Wednesday, 25 July 2012

First voyage barkcloth

This post was written by Misa Tamura, our conservation intern from University College, London.

1886.1.1258 (left), 1886.1.1259 (right)

These two fragments of barkcloth were brought back from Cook’s first voyage to the South Pacific between 1769-1771. These pieces were provenanced to the Society Islands/Tahiti, where James Cook, naturalist Daniel Solander and astronomer Charles Green observed the Transit of Venus in 1769.

Tahitian barkcloth, or ‘ahu was typically made from the bark of the paper mulberry, and the breadfruit tree  as well as two types of Ficus. Barkcloth made from the paper mulberry, characterised by its soft, fine quality with white colour, was worn by people of high rank. According to the museum’s records it is possible that these fragments were obtained in Batavia, Java, Indonesia, during Cook's stopover there in late 1770.  The barkcloth was given to Oxford University in 1883 by Captain D.E.E Wolterbok Muller, of the Dutch Royal Navy Service, who had seen other Cook-voyage objects from Oxford at the 1883 International Exposition in Amsterdam.

Beater marks visible under magnification 1886.1.1258 (left), 1886.1.1259 (right)

The fragments appear to be previously stored folded, perhaps in a similar way the to pile of barkcloth in this image from Tahitian section of the exhibition 'From the Islands of the South Seas 1773–4' held at the Pitt Rivers Museum in 1970.

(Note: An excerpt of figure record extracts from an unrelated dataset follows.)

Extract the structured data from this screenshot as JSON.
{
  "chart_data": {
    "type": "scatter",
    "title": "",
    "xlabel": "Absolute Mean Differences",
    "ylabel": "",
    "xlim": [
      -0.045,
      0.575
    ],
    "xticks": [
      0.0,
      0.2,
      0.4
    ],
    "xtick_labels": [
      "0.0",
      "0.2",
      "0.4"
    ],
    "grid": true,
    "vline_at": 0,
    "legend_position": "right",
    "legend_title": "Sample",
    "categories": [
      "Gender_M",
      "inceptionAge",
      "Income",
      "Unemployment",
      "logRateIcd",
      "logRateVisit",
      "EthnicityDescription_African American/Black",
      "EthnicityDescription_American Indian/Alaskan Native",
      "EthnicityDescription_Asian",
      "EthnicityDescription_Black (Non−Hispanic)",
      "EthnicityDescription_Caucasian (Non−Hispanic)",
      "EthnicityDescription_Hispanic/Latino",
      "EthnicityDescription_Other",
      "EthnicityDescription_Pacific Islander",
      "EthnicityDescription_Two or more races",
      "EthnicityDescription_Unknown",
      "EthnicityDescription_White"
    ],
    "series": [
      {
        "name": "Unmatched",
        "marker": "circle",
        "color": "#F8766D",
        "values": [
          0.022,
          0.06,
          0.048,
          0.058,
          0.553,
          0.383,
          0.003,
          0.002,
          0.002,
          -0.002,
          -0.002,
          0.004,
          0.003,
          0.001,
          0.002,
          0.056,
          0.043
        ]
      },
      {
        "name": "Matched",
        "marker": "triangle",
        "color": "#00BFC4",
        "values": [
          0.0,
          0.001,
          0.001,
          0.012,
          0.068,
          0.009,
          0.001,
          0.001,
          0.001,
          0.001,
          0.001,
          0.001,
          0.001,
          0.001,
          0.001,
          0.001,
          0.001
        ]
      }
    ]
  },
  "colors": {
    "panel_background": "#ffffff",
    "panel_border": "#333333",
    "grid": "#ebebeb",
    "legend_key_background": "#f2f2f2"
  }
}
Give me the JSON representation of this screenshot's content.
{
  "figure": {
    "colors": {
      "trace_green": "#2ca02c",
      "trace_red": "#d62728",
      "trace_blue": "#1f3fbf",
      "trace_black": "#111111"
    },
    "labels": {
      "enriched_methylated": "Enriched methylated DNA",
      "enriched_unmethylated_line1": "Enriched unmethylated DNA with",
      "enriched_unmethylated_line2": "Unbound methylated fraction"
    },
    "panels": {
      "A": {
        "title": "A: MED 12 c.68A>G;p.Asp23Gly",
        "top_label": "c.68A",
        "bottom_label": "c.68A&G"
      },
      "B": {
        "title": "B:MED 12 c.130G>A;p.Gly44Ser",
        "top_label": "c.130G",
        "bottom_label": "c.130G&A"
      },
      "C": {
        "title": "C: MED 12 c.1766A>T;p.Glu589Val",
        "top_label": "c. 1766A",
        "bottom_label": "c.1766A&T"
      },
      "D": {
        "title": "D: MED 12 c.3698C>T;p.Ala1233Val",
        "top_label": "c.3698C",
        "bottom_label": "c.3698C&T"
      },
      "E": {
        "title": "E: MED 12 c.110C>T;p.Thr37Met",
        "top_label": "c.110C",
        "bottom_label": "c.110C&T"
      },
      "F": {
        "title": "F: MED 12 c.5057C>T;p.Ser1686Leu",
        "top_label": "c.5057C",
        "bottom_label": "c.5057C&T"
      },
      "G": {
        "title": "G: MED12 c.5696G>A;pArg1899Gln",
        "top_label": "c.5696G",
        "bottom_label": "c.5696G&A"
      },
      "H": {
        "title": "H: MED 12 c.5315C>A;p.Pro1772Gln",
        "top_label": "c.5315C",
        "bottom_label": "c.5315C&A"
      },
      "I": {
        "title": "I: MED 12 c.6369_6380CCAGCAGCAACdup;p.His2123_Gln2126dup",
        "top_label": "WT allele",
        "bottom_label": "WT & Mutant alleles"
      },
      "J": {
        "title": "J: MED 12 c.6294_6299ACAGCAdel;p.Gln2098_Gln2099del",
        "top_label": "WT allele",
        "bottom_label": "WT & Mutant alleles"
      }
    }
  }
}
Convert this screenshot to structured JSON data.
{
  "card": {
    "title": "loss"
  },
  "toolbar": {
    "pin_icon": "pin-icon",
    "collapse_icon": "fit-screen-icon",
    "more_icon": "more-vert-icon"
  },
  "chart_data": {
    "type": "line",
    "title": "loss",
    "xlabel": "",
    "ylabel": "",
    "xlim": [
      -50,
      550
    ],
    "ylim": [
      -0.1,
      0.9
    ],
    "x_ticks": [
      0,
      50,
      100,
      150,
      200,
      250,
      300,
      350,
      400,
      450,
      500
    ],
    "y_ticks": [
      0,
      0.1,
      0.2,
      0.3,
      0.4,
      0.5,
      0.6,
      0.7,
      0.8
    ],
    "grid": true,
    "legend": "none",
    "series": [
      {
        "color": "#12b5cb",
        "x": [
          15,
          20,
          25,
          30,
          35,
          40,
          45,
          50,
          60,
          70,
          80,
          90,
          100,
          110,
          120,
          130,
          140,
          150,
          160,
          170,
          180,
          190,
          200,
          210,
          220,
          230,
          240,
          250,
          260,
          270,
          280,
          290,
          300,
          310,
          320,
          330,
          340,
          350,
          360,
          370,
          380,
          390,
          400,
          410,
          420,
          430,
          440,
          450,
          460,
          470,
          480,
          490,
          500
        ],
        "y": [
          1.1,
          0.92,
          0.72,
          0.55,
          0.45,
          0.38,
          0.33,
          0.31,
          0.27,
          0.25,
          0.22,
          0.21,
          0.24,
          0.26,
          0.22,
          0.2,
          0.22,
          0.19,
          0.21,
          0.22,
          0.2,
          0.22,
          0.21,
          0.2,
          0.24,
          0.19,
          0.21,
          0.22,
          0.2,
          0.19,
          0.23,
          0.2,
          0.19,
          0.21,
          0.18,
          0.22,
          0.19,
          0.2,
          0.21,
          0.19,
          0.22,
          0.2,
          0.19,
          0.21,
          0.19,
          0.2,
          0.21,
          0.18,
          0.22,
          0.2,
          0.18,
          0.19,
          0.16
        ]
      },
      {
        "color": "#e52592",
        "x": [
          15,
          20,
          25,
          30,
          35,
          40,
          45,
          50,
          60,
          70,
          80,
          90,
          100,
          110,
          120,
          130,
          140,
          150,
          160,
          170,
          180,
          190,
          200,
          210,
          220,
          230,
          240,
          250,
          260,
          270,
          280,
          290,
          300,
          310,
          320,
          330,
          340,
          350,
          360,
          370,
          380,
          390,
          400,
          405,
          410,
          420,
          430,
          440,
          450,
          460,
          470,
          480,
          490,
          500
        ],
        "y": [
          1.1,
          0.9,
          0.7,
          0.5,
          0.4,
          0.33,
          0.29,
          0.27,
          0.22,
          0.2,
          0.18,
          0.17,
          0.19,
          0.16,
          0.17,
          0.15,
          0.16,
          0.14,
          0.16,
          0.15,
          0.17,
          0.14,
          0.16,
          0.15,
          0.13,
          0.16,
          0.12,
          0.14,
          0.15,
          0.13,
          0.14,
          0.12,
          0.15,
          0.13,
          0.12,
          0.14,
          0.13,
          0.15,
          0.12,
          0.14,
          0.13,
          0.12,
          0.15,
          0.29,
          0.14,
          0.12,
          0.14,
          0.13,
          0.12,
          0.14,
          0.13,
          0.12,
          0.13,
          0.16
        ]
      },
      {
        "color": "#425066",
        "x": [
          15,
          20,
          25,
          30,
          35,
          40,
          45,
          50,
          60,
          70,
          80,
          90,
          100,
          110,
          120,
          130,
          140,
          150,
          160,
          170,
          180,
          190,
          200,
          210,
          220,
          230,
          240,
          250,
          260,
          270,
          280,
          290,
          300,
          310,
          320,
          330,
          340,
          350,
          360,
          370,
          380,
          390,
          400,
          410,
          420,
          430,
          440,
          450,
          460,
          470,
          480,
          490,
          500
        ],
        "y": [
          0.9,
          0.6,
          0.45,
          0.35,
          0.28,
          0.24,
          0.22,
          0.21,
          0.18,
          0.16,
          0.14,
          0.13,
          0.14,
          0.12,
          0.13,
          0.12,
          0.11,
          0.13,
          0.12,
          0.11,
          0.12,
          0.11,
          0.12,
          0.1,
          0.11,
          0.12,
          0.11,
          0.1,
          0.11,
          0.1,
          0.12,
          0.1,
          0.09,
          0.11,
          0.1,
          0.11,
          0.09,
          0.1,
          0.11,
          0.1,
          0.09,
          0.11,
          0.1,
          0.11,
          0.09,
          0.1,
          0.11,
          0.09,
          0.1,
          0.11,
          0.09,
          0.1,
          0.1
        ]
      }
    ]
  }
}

As a result, the objects now have creases along the folded areas. There were also folds along the edges, which were also a result of the previous storage.

After surface cleaning with a gentle vacuum and a soft brush followed by very gentle application of Smoke/Chem sponge, the creases and folds were humidified using a humidifier and Preservation Pencil at 40 degrees Celsius.

After the humidification treatment, the objects were re-housed into custom-made folders made of acid-free card.